Danny Lippi, a consulting arborist who specializes in tree protection during construction, said the key to the issue is economics.

"The flatter and clearer a piece of property is, the more square footage you have to work with and build on," Lippi said.

Some developers say it is also less expensive to build on properties that don’t have trees, especially when it comes to adding water and sewage pipes, keeping home prices lower. 

Lippi said every tree has a price. Either the developer will pay for a permit to cut down the large trees or will pay a fine after already cutting them.

"Some developers, especially big national chains, have so much money that they will easily pay hundreds of thousands of dollars in fines just to clear a property and build as they want," Lippi noted. "Every local government like a city or county has its own laws you have to adhere to for environmental impacts."

However, even with those hundreds of thousands of dollars in fines, Duncan believes that is not enough.

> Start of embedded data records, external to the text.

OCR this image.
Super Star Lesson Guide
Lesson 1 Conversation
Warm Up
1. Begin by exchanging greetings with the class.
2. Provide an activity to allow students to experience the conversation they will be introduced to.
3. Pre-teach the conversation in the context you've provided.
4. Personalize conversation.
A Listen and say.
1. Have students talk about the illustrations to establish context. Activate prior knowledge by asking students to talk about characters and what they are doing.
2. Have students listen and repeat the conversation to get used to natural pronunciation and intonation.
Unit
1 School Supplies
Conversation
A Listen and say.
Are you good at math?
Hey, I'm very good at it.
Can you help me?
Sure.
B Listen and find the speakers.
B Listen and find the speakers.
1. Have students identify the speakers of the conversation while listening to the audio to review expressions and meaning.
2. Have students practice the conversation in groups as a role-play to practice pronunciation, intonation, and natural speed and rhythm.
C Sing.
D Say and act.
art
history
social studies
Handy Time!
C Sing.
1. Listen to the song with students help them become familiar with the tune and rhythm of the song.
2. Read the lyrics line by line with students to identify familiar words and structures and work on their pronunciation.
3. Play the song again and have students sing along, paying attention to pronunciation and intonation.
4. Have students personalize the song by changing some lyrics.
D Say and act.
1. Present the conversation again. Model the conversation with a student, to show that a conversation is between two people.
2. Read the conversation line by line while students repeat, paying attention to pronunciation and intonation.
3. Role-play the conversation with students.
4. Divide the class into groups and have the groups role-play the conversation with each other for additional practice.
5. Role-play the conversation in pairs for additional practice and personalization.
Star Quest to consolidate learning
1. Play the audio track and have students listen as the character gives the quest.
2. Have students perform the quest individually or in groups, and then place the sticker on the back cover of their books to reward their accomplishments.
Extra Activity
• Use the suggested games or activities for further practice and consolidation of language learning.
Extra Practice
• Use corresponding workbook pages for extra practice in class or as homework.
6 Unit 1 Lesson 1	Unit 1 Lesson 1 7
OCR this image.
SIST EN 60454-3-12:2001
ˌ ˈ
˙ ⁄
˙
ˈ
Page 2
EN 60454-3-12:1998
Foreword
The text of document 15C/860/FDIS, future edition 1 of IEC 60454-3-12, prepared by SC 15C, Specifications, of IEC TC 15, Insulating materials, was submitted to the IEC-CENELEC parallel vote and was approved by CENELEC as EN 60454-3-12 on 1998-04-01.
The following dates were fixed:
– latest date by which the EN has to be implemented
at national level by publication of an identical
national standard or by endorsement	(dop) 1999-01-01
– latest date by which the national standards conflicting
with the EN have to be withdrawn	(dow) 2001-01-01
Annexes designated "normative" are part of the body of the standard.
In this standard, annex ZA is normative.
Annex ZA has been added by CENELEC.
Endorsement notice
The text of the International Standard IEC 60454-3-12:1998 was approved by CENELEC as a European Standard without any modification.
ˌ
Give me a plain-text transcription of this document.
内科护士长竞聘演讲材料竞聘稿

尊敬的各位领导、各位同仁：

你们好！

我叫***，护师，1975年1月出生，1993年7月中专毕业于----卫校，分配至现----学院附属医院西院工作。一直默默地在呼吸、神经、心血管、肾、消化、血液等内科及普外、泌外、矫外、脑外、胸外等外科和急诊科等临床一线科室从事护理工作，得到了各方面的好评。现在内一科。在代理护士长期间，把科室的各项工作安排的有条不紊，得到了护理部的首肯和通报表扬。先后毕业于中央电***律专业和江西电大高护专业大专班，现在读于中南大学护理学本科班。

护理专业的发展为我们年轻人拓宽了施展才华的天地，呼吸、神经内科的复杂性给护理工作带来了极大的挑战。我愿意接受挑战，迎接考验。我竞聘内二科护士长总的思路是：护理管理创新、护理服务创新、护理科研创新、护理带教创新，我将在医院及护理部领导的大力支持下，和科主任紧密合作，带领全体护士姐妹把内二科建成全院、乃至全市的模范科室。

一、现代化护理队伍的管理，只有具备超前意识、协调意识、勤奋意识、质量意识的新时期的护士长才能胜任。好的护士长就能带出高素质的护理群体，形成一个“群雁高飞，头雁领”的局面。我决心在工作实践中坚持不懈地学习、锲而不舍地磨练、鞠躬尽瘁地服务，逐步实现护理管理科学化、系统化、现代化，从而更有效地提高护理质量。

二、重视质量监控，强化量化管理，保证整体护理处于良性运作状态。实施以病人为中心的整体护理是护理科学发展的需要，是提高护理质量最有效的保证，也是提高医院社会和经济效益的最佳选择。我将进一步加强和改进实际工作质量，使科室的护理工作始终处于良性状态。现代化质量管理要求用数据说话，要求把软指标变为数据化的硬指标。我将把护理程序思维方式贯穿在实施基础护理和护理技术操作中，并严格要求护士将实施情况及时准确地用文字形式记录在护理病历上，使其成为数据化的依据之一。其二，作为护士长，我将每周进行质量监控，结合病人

"There needs to be stricter regulations," he said.

Some developers will clear cut a piece of property and then bring in smaller trees and plant those.

"But the problem with that is there is very little oversight as to the quality of the trees being replanted or the quality of the installation techniques," Lippi said. "So they look good for about a year and then they start to die."

"If you go to other parts of the state like central Florida – Alachua County or Gainesville – they incorporate big trees into other communities," Lippi explained. "But here in Northeast Florida, it’s not so much. It’s really clear it all, get it out of the way."

But a few people are working to build around trees.

Lippi pointed to some land on U.S. 1 in St. Johns near Nease High School. 

"This is a property a developer has purchased," he said. 

There is a majestic live oak tree on it.

"The client is impressed with the tree and they believe it will amenity value to their property," Lippi said. 

Unlike many parcels that have had trees scraped from them, this land will still have this tree on it.